Directions (from Portland, ME): Follow Rt 25 through Gorham and Standish.  Turn right onto Rt 113 through Hiram and Baldwin into Brownfield.  Once the speed limit decreases you will be approaching an intersection, of 113 and 160.  Take Rt. 160 on the right.  Go over a bridge and 160 turns right, you need to stay straight onto Lord Hill Rd. Just after transitioning to Lords Hill Road   take an immediate left onto a dirt road, Bog Road, that looks like a driveway.   The dirt road is very narrow with lots of ruts and bumps.  (There were some small cars parked there once we got in, but I think I would have been nervous about bottoming out in a small vehicle.)

*The Maine Gazetteer made it look like it would be a bit easier to find than it was.  The tricky part is that the dirt road you have to turn onto to get to the Bog, off Lord Hill Rd., off Rt. 160, looks like a driveway.  After a few times by, we finally got it right !

Boat Launch: The put in spots are a bit narrow.  It's easy to get in to the water's edge.  I get into my kayak by wading into the water and sitting into my kayak as if it were a chair.  This spot was a little hard for that because the bottom was mucky, but I faced the fear of what would be in the muck and it was well worth it!
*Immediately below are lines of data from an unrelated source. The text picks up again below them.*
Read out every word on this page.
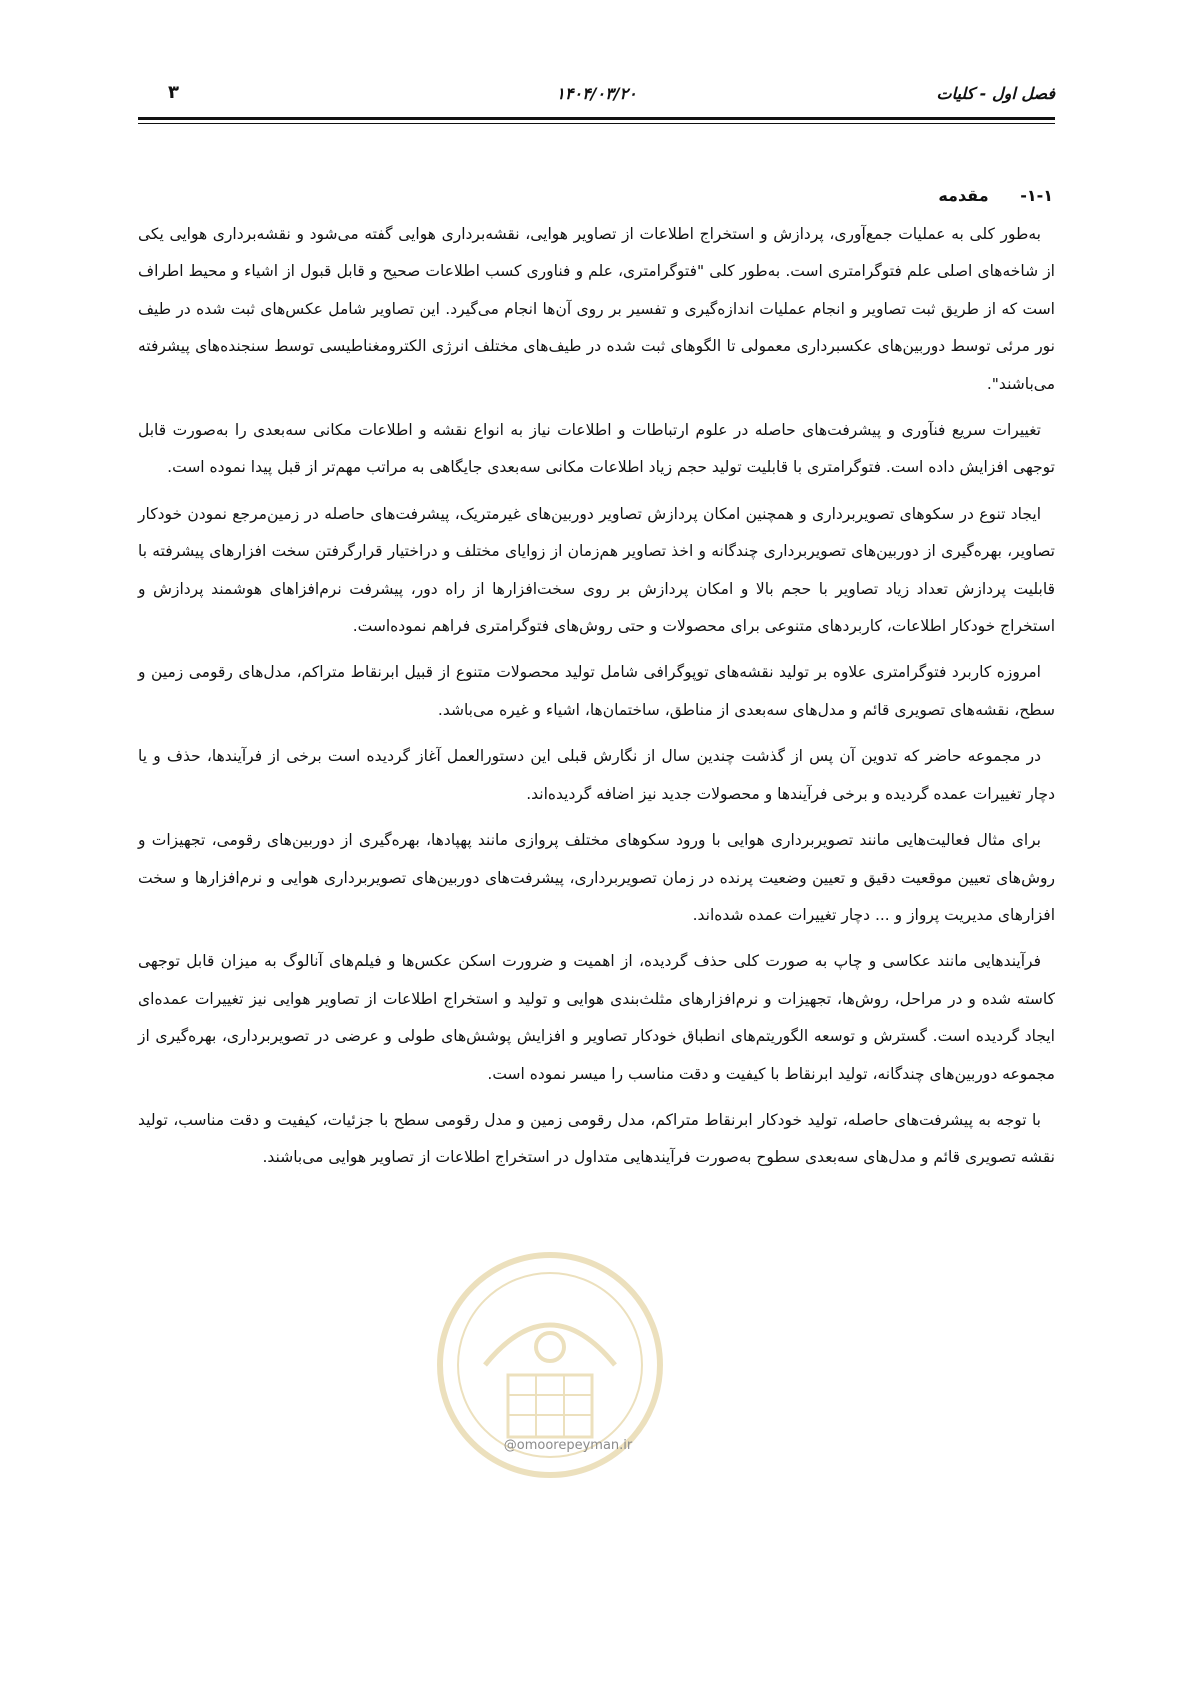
فصل اول - کلیات
۱۴۰۴/۰۳/۲۰
۳
۱-۱- مقدمه

به‌طور کلی به عملیات جمع‌آوری، پردازش و استخراج اطلاعات از تصاویر هوایی، نقشه‌برداری هوایی گفته می‌شود و نقشه‌برداری هوایی یکی از شاخه‌های اصلی علم فتوگرامتری است. به‌طور کلی "فتوگرامتری، علم و فناوری کسب اطلاعات صحیح و قابل قبول از اشیاء و محیط اطراف است که از طریق ثبت تصاویر و انجام عملیات اندازه‌گیری و تفسیر بر روی آن‌ها انجام می‌گیرد. این تصاویر شامل عکس‌های ثبت شده در طیف نور مرئی توسط دوربین‌های عکسبرداری معمولی تا الگوهای ثبت شده در طیف‌های مختلف انرژی الکترومغناطیسی توسط سنجنده‌های پیشرفته می‌باشند".

تغییرات سریع فنآوری و پیشرفت‌های حاصله در علوم ارتباطات و اطلاعات نیاز به انواع نقشه و اطلاعات مکانی سه‌بعدی را به‌صورت قابل توجهی افزایش داده است. فتوگرامتری با قابلیت تولید حجم زیاد اطلاعات مکانی سه‌بعدی جایگاهی به مراتب مهم‌تر از قبل پیدا نموده است.

ایجاد تنوع در سکوهای تصویربرداری و همچنین امکان پردازش تصاویر دوربین‌های غیرمتریک، پیشرفت‌های حاصله در زمین‌مرجع نمودن خودکار تصاویر، بهره‌گیری از دوربین‌های تصویربرداری چندگانه و اخذ تصاویر هم‌زمان از زوایای مختلف و دراختیار قرارگرفتن سخت افزارهای پیشرفته با قابلیت پردازش تعداد زیاد تصاویر با حجم بالا و امکان پردازش بر روی سخت‌افزارها از راه دور، پیشرفت نرم‌افزاهای هوشمند پردازش و استخراج خودکار اطلاعات، کاربردهای متنوعی برای محصولات و حتی روش‌های فتوگرامتری فراهم نموده‌است.

امروزه کاربرد فتوگرامتری علاوه بر تولید نقشه‌های توپوگرافی شامل تولید محصولات متنوع از قبیل ابرنقاط متراکم، مدل‌های رقومی زمین و سطح، نقشه‌های تصویری قائم و مدل‌های سه‌بعدی از مناطق، ساختمان‌ها، اشیاء و غیره می‌باشد.

در مجموعه حاضر که تدوین آن پس از گذشت چندین سال از نگارش قبلی این دستورالعمل آغاز گردیده است برخی از فرآیندها، حذف و یا دچار تغییرات عمده گردیده و برخی فرآیندها و محصولات جدید نیز اضافه گردیده‌اند.

برای مثال فعالیت‌هایی مانند تصویربرداری هوایی با ورود سکوهای مختلف پروازی مانند پهپادها، بهره‌گیری از دوربین‌های رقومی، تجهیزات و روش‌های تعیین موقعیت دقیق و تعیین وضعیت پرنده در زمان تصویربرداری، پیشرفت‌های دوربین‌های تصویربرداری هوایی و نرم‌افزارها و سخت افزارهای مدیریت پرواز و ... دچار تغییرات عمده شده‌اند.

فرآیندهایی مانند عکاسی و چاپ به صورت کلی حذف گردیده، از اهمیت و ضرورت اسکن عکس‌ها و فیلم‌های آنالوگ به میزان قابل توجهی کاسته شده و در مراحل، روش‌ها، تجهیزات و نرم‌افزارهای مثلث‌بندی هوایی و تولید و استخراج اطلاعات از تصاویر هوایی نیز تغییرات عمده‌ای ایجاد گردیده است. گسترش و توسعه الگوریتم‌های انطباق خودکار تصاویر و افزایش پوشش‌های طولی و عرضی در تصویربرداری، بهره‌گیری از مجموعه دوربین‌های چندگانه، تولید ابرنقاط با کیفیت و دقت مناسب را میسر نموده است.

با توجه به پیشرفت‌های حاصله، تولید خودکار ابرنقاط متراکم، مدل رقومی زمین و مدل رقومی سطح با جزئیات، کیفیت و دقت مناسب، تولید نقشه تصویری قائم و مدل‌های سه‌بعدی سطوح به‌صورت فرآیندهایی متداول در استخراج اطلاعات از تصاویر هوایی می‌باشند.

@omoorepeyman.ir
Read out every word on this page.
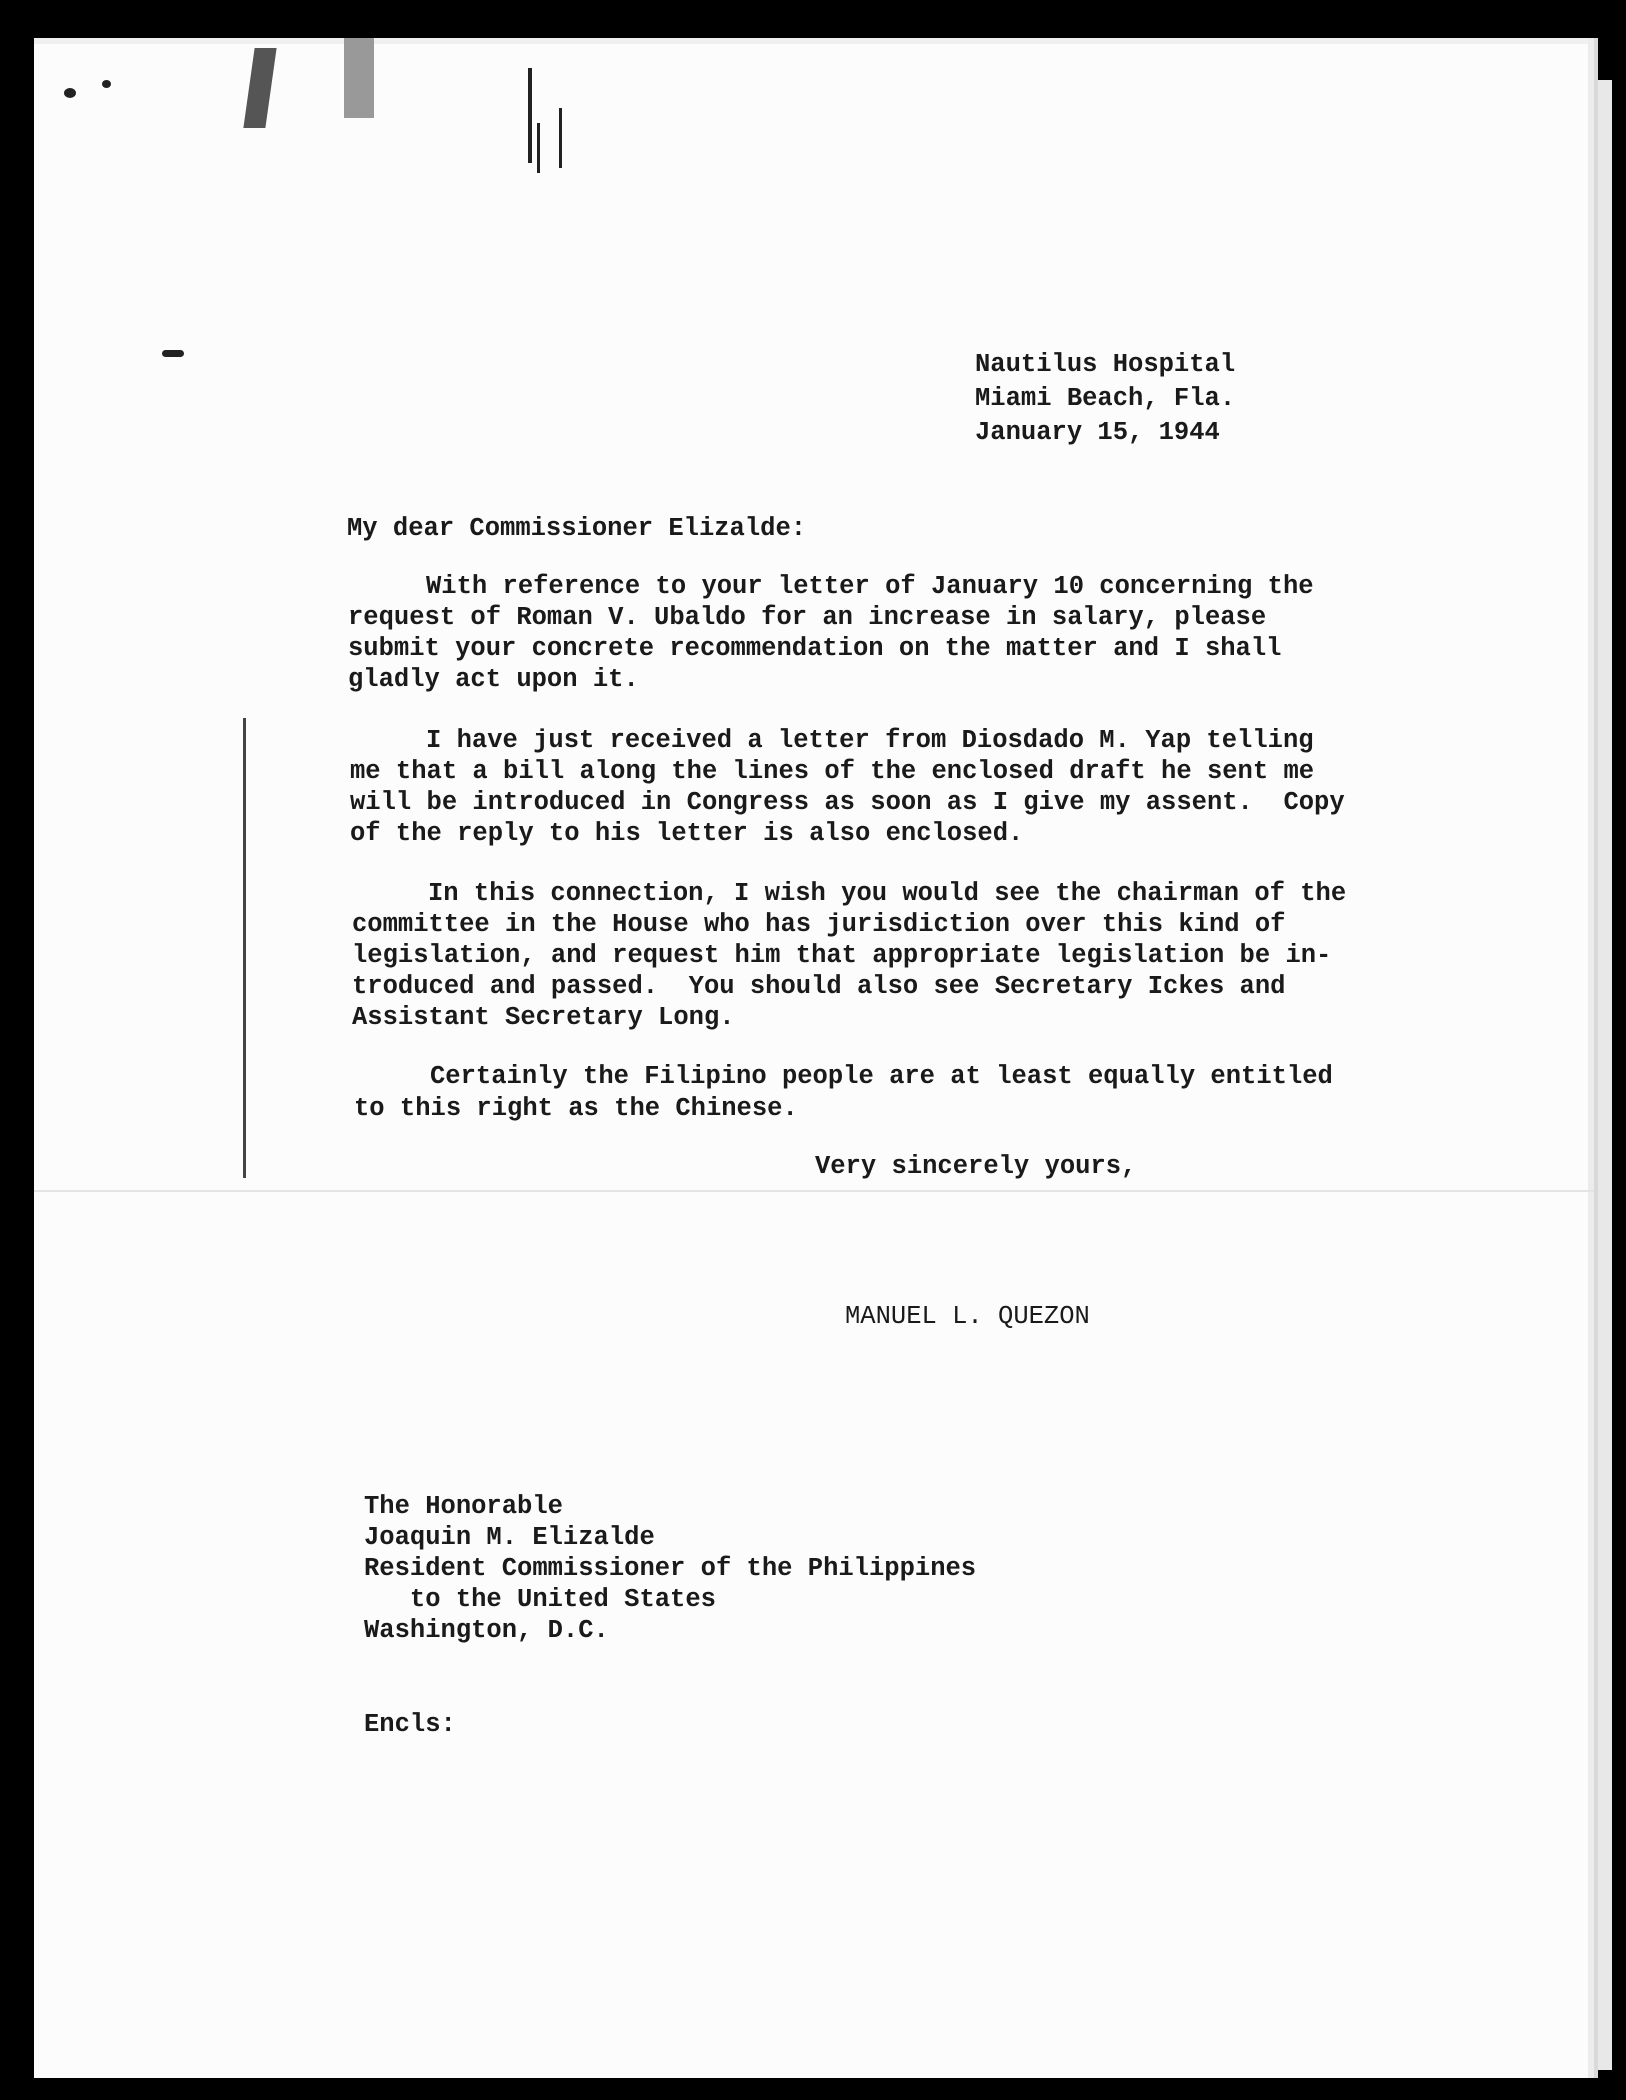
Nautilus Hospital
Miami Beach, Fla.
January 15, 1944
My dear Commissioner Elizalde:
With reference to your letter of January 10 concerning the
request of Roman V. Ubaldo for an increase in salary, please
submit your concrete recommendation on the matter and I shall
gladly act upon it.
I have just received a letter from Diosdado M. Yap telling
me that a bill along the lines of the enclosed draft he sent me
will be introduced in Congress as soon as I give my assent.  Copy
of the reply to his letter is also enclosed.
In this connection, I wish you would see the chairman of the
committee in the House who has jurisdiction over this kind of
legislation, and request him that appropriate legislation be in-
troduced and passed.  You should also see Secretary Ickes and
Assistant Secretary Long.
Certainly the Filipino people are at least equally entitled
to this right as the Chinese.
Very sincerely yours,
MANUEL L. QUEZON
The Honorable
Joaquin M. Elizalde
Resident Commissioner of the Philippines
to the United States
Washington, D.C.
Encls:
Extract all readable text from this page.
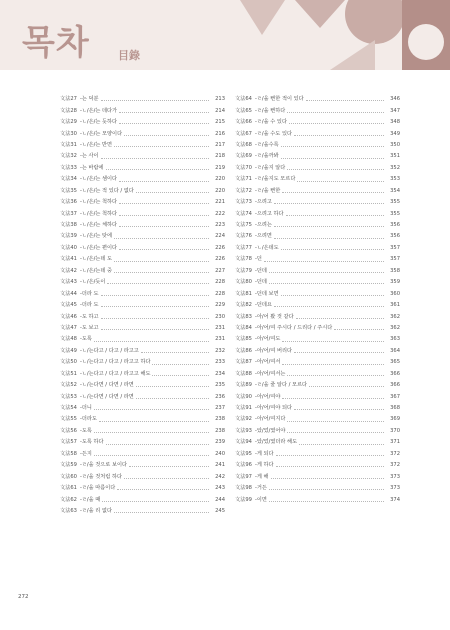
목차	目錄
文法27 -는 덕분	213
文法28 -ㄴ/은/는 데다가	214
文法29 -ㄴ/은/는 듯하다	215
文法30 -ㄴ/은/는 모양이다	216
文法31 -ㄴ/은/는 반면	217
文法32 -는 사이	218
文法33 -는 바람에	219
文法34 -ㄴ/은/는 셈이다	220
文法35 -ㄴ/은/는 적 있다 / 없다	220
文法36 -ㄴ/은/는 척하다	221
文法37 -ㄴ/은/는 척하다	222
文法38 -ㄴ/은/는 체하다	223
文法39 -ㄴ/은/는 탓에	224
文法40 -ㄴ/은/는 편이다	226
文法41 -ㄴ/은/는데 도	226
文法42 -ㄴ/은/는데 중	227
文法43 -ㄴ/은/듯이	228
文法44 -더라 도	228
文法45 -더라 도	229
文法46 -도 하고	230
文法47 -도 보고	231
文法48 -도록	231
文法49 -ㄴ/는다고 / 다고 / 라고고	232
文法50 -ㄴ/는다고 / 다고 / 라고고 하다	233
文法51 -ㄴ/는다고 / 다고 / 라고고 해도	234
文法52 -ㄴ/는다면 / 다면 / 라면	235
文法53 -ㄴ/는다면 / 다면 / 라면	236
文法54 -더니	237
文法55 -더라도	238
文法56 -도록	238
文法57 -도록 하다	239
文法58 -든지	240
文法59 -ㄹ/을 것으로 보이다	241
文法60 -ㄹ/을 것처럼 하다	242
文法61 -ㄹ/을 따름이다	243
文法62 -ㄹ/을 때	244
文法63 -ㄹ/을 리 없다	245
文法64 -ㄹ/을 뻔한 적이 있다	346
文法65 -ㄹ/을 뻔하다	347
文法66 -ㄹ/을 수 있다	348
文法67 -ㄹ/을 수도 있다	349
文法68 -ㄹ/을수록	350
文法69 -ㄹ/을까봐	351
文法70 -ㄹ/을지 알다	352
文法71 -ㄹ/을지도 모르다	353
文法72 -ㄹ/을 뻔한	354
文法73 -으려고	355
文法74 -으려고 하다	355
文法75 -으려는	356
文法76 -으려면	356
文法77 -ㄴ/은데도	357
文法78 -던	357
文法79 -던데	358
文法80 -던데	359
文法81 -던데 보면	360
文法82 -던데요	361
文法83 -아/어 봤 것 같다	362
文法84 -아/어/여 주시다 / 드리다 / 주시다	362
文法85 -아/어/여도	363
文法86 -아/어/여 버리다	364
文法87 -아/어/여서	365
文法88 -아/어/여서는	366
文法89 -ㄹ/을 줄 알다 / 모르다	366
文法90 -아/어/여야	367
文法91 -아/어/여야 되다	368
文法92 -아/어/여지다	369
文法93 -았/었/였어야	370
文法94 -았/었/였더라 해도	371
文法95 -게 되다	372
文法96 -게 하다	372
文法97 -게 해	373
文法98 -거든	373
文法99 -이면	374
272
Parking: There is room for 8-9 vehicles, in a little loop/turnout area.  I think any kind of trailer system would be hard to navigate.  Much better for people who transport their kayaks on top of their vehicles.

Wildlife: Birds (many songbirds, red winged black birds, & blue heron), turtles (snapping and painted), and we got lucky and saw a moose.

Notes: Other than the great outdoors, there are no bathroom facilities, and since this is a spot that is a bit off the beaten path, you may have to become one with nature.

I believe this is Pleasant Mountain in Bridgton, ME. (The back side of Shawnee Peak.)

Sorry the sign is blurry, I took it while driving on the bumpy dirt road! 

Another shot of Pleasant Mountain.  

Red Winged Blackbird.  There were soooo many birds singing at this bog.  There was a group of birdwatchers walking along the edge of one side of the bog with their binoculars.  Apparently a hot spot for 'birders.' 

These birdhouses were everywhere.  I think it's for wood ducks, but am not sure.  

It was a very peaceful place to paddle.  

We came around a corner and I spotted this moose. At first the other people in my group didn't see him and thought it was just a dark spot, but I knew it was a moose.  I see them a lot when I go north, towards Katahdin, but this is the first one I have seen in this area while I was kayaking.  I was thrilled. 

He, however, was not thrilled that we interrupted his breakfast and headed into the woods.  

I was surprised that these flowers were already opening.  It seems early to me, but we have had an early spring with lots of warm sunny days. 

Just a shot of the water and my friends... 

A painted turtle said hello.  We also saw a snapping turtle, but it was swimming and went under before I could get a shot! 



I would recommend coming here for an early morning paddle.  I think the reflections would be even better and perhaps a better chance at seeing moose!